China’s growth will play a crucial role in determining the trajectory of how the world deals with climate change. After all, the country is responsible for about 25 percent of global climate pollution and burns almost half of the world’s coal supply each year. Unfortunately, things might even get worse.
“In 15 years, about 250 million more people will likely move to cities and use twice as much energy than in the countryside,” according to the Environmental Defense Fund. Understanding where China currently stands in terms of climate pollution and the policies it has adopted to deal with the situation is critical for anyone concerned about the issue of climate change.
The current situation
On the negative side, China’s emissions of carbon dioxide rose by around 2.5 percent last year. This is the largest such growth when compared to the previous five years. In 2018, the country added almost 30GW of new coal power capacity, thereby bringing its total coal capacity under construction to 235 GW. In the first half of 2019, this trend of coal power additions has persisted; indicating that China’s emissions from the coal industry are not going to decline anytime soon.
As far as the positives are concerned, China continues to lead the world in terms of renewable power deployment. Last year, 43 percent of the world’s new renewable power capacity installations were from China. The country also accounts for about 99 percent of the electric buses and 45 percent of the electric cars in the world.
Beijing is trying to fulfill its 2030 Nationally Determined Contribution (NDC) target to reduce emissions. According to the NDC, China wants to have 10 percent gas and 20 percent non-fossil fuel in its primary energy mix. However, some believe that this may not be enough to fight climate change.
“China’s NDC is not ambitious enough to limit warming to below 2°C, let alone to 1.5°C as required under the Paris Agreement, unless other countries make much deeper reductions at the comparably greater effort,” according to Climate Action Tracker. According to the Paris Agreement, China has pledged to achieve peak CO2 emissions by 2030 at the latest. Forest stock has to be increased by 4.5 billion cubic meters compared to 2005.

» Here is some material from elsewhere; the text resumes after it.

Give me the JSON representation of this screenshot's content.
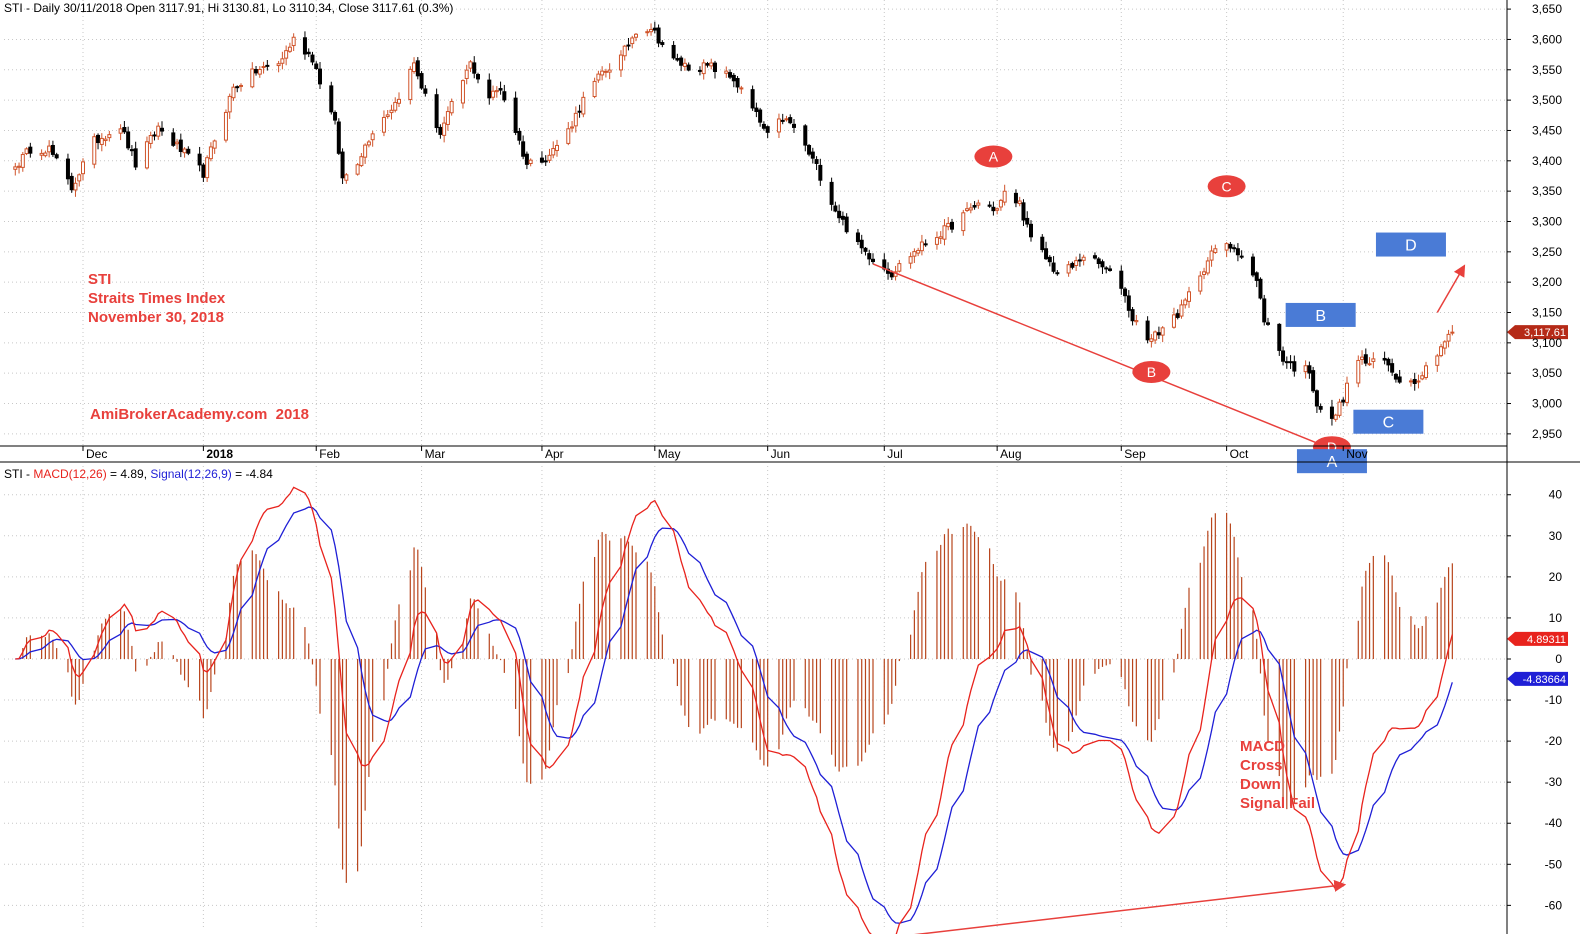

Beijing will implement China 6 emissions standards for passenger vehicles in July 2020. When implemented, the emissions standards for heavy-duty vehicles will be similar to the measures adopted in Japan, the EU, and the U.S. The country will start emissions trading in 2020. Its carbon market will initially cover the power sector.
However, policy implementation can be quite tricky in China. “Key ministries may fail to coordinate. Resources for enforcement may be lacking. Policies designed to achieve different objectives may conflict. The priorities of provincial leaders may not align with policies from Beijing. For these reasons and more, stated policies — while important — are just part of the picture when it comes to understanding the Chinese response to climate change,” according to Energy Policy.
China encourages the use of new energy vehicles through the use of tax exemptions and subsidies. The sector is expected to account for 10 percent of total vehicle sales in 2019 and 12 percent of the sales in 2020. A mandatory renewable energy certificate scheme has also been announced that will set up renewable energy targets that each province has to meet.